In a letter written to Joseph Banks in 1783, Benjamin Franklin expressed, “There never was a good war, or a bad peace.” Although wars can be justified on the basis of self defense or treaty enforcement, their purpose should never be to kill people. War is solely a tool of last resort and should only be invoked to ensure nations uphold international convention and customs.
With the advent of modern technology at the dawn of the 21st century, unmanned machine warfare transitioned from a distant vision to a reality.
Without the burden of protecting human occupants, military machines have much more leeway in their design freedom, weapons capacity, and maneuverability. The M1A2 Abrams, the premier tank of the United States Army, weighs north of 60 tons, twice the weight of a typical humpback whale. The tremendous weight is not only a liability when nimbleness and versatility trumps firepower in an era where urban and asymmetrical warfare is most common, but also a hefty constraint on quantity and manufacture speed, factors that are often more important than efficacy in real-life war situations.

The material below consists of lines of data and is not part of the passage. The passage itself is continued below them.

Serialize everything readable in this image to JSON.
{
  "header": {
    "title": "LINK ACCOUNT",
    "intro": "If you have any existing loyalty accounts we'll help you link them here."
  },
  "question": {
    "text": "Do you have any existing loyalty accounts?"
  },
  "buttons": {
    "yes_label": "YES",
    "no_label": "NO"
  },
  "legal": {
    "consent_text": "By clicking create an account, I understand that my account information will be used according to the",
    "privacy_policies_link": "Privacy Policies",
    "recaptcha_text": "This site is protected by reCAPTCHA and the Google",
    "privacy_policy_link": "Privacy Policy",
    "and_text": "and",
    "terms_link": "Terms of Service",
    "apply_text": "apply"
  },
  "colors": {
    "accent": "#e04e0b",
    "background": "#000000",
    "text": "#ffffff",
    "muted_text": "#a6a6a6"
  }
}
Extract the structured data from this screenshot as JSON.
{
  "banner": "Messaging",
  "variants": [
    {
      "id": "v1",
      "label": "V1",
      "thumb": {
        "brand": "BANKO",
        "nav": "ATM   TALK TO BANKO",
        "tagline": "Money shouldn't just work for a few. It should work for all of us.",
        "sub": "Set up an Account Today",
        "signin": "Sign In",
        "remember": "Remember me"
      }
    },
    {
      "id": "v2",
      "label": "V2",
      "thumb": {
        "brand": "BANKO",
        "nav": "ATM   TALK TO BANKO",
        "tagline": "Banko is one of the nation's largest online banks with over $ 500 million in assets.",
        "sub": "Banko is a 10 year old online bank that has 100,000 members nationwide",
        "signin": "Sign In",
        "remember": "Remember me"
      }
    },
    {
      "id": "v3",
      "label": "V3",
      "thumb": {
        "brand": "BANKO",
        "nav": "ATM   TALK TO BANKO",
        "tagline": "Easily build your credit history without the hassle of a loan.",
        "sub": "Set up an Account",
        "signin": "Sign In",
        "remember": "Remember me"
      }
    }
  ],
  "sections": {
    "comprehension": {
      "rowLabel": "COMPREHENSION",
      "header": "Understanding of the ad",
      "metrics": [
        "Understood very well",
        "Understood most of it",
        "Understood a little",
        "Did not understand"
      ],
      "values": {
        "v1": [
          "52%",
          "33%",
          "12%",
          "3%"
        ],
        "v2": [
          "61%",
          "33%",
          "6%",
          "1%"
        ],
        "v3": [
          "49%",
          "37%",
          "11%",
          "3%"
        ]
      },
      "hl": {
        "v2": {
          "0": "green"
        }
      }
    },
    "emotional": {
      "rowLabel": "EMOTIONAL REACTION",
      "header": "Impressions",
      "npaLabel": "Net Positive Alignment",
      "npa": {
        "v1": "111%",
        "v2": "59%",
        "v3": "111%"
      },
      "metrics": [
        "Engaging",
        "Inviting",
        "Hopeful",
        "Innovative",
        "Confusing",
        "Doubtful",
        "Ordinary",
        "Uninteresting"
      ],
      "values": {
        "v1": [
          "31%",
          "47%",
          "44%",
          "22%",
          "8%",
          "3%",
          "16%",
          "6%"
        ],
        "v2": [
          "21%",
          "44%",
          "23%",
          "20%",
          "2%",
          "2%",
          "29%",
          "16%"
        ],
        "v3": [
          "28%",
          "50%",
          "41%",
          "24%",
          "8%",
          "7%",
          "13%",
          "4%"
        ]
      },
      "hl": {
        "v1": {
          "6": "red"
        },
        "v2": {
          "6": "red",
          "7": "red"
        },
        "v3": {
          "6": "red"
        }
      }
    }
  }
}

Tanks are scarcely the only example, numerous warships, jets, and submarines are rapidly transitioning to automated unmanned systems, ensuring maximum weapons utility and minimum protection.
Much of the armor and plating in tanks and ships is used to protect their human operators and volatile magazines. Without people inside, designs could be streamlined to focus on mission objectives and deterrence without putting human beings in the line of fire.
A conspicuous flaw remains when evaluating the argument in favor of drone warfare: when weapon magazines and capabilities are expanded, more people can and likely will get killed.
The removal of human occupants inside conventional war vehicles is not necessarily a positive aspect when holistically evaluating war objectives itself. War machines have one mission: to kill human beings. By removing the physical presence of individuals in the cockpit and making machines operate more efficiently in killing, it could be argued that the end result is worse. War could conceivably be transformed from humans fighting humans to machines brutally slaughtered humans with ruthlessness and efficiency no human-run counterpart could possibly replicate.
When unmanned war instruments take the place of humans in enacting the enforcement of international norms, the intent and result of such conflicts are much less altruistic: countries will be resolved to deplete the human population(whether civilian or military) of opposing nations with minimal effect on their own, exacerbating an eerie and disturbing verisimilitude already present throughout history. The only solution to warfare is cessation.